Assuming the same math and specs hold as given on slide 61, would we not still be waiting on memory most of the time when running this program too? I think the only difference is that there are only two memory loads/writes (assuming no thrashing), so it would be

$$\frac{672 \times 10^9 \times 8}{1024 \times 1024 \times 1024} = 5007 \text{ GB/s}$$

Does that not imply that this is also really slow? Given that there are few circumstances where doing less than two memory accesses is rare, it seems that we can't hide the latency anywhere.

Elias

Question: this is Kayvon's fictitious data-parallel language. Throughout the course, I gather we're going to look at several different options for real languages for this purpose. That said, does anybody know which are the major (current) parallel languages? What differentiates the top contenders? What are industry standards?

jezimmer

@Elias I don't know how "industry standard" it is, but Cilk Plus (which we used in 15-210) has a cilk_for statement, which declares to the compiler that the entire body of the for statement can be run in parallel on all instances. It's syntax is basically the same as a normal for statement, and does something similar to what the fictitious forall statement above hints at.

BigFish

@jezimmer On slide 61, we only perform one multiply operation. However, here we totally have 14 operations. Assumed that add and multiply both need one clock to perform. The memory bandwidth to feed the data should roughly be 5007/14 GB/s. The calculation may be false, however, I think the general idea should be correct.

kayvonf

The arithmetic intensity depends on what the value of terms is. Each iteration of the outermost i loop loads x[i] and stores to result[i] (8 bytes must be transferred). The number of arithmetic instructions performed per eight bytes of traffic is a function of the value of terms.
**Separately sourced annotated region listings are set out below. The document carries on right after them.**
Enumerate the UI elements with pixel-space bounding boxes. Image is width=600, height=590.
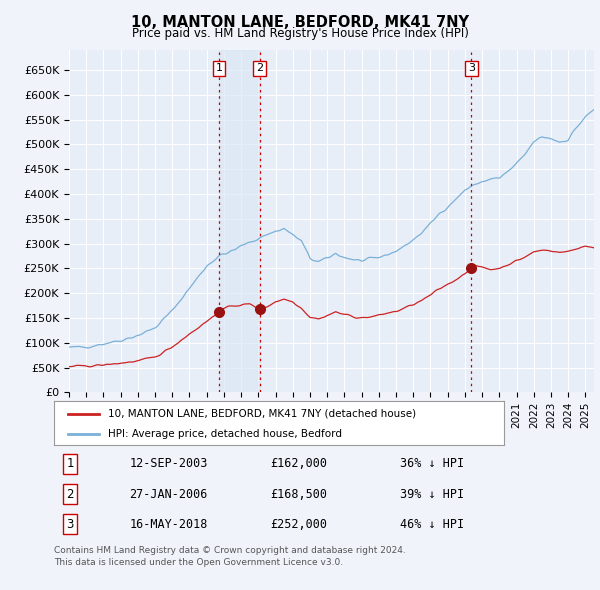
Text: HPI: Average price, detached house, Bedford: HPI: Average price, detached house, Bedf…	[108, 430, 342, 440]
Text: 3: 3	[67, 518, 74, 531]
Text: 2: 2	[67, 487, 74, 501]
Text: 16-MAY-2018: 16-MAY-2018	[130, 518, 208, 531]
Bar	[219, 50, 260, 392]
Text: 2: 2	[256, 64, 263, 74]
Text: 10, MANTON LANE, BEDFORD, MK41 7NY: 10, MANTON LANE, BEDFORD, MK41 7NY	[131, 15, 469, 30]
Text: £162,000: £162,000	[270, 457, 327, 470]
Text: Price paid vs. HM Land Registry's House Price Index (HPI): Price paid vs. HM Land Registry's House …	[131, 27, 469, 40]
Text: £252,000: £252,000	[270, 518, 327, 531]
Text: 27-JAN-2006: 27-JAN-2006	[130, 487, 208, 501]
Text: £168,500: £168,500	[270, 487, 327, 501]
Text: 10, MANTON LANE, BEDFORD, MK41 7NY (detached house): 10, MANTON LANE, BEDFORD, MK41 7NY (deta…	[108, 409, 416, 418]
Text: 12-SEP-2003: 12-SEP-2003	[130, 457, 208, 470]
Text: 36% ↓ HPI: 36% ↓ HPI	[400, 457, 464, 470]
Text: Contains HM Land Registry data © Crown copyright and database right 2024.
This d: Contains HM Land Registry data © Crown c…	[54, 546, 406, 566]
Text: 1: 1	[215, 64, 223, 74]
Text: 46% ↓ HPI: 46% ↓ HPI	[400, 518, 464, 531]
Text: 3: 3	[468, 64, 475, 74]
Text: 39% ↓ HPI: 39% ↓ HPI	[400, 487, 464, 501]
Text: 1: 1	[67, 457, 74, 470]
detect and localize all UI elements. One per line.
This has an interesting implication: In theory (and I say in theory because just like the simple thought experiment on slide 61 we'll assume that memory access latency is perfectly hidden) as long as the computation remained bandwidth limited, you could increase the precision of the sin(x) calculation by adding up more terms in the Taylor expansion without increasing the runtime of your program. However, at some point, the program would become compute limited, and its performance would then increase linearly with the value of terms.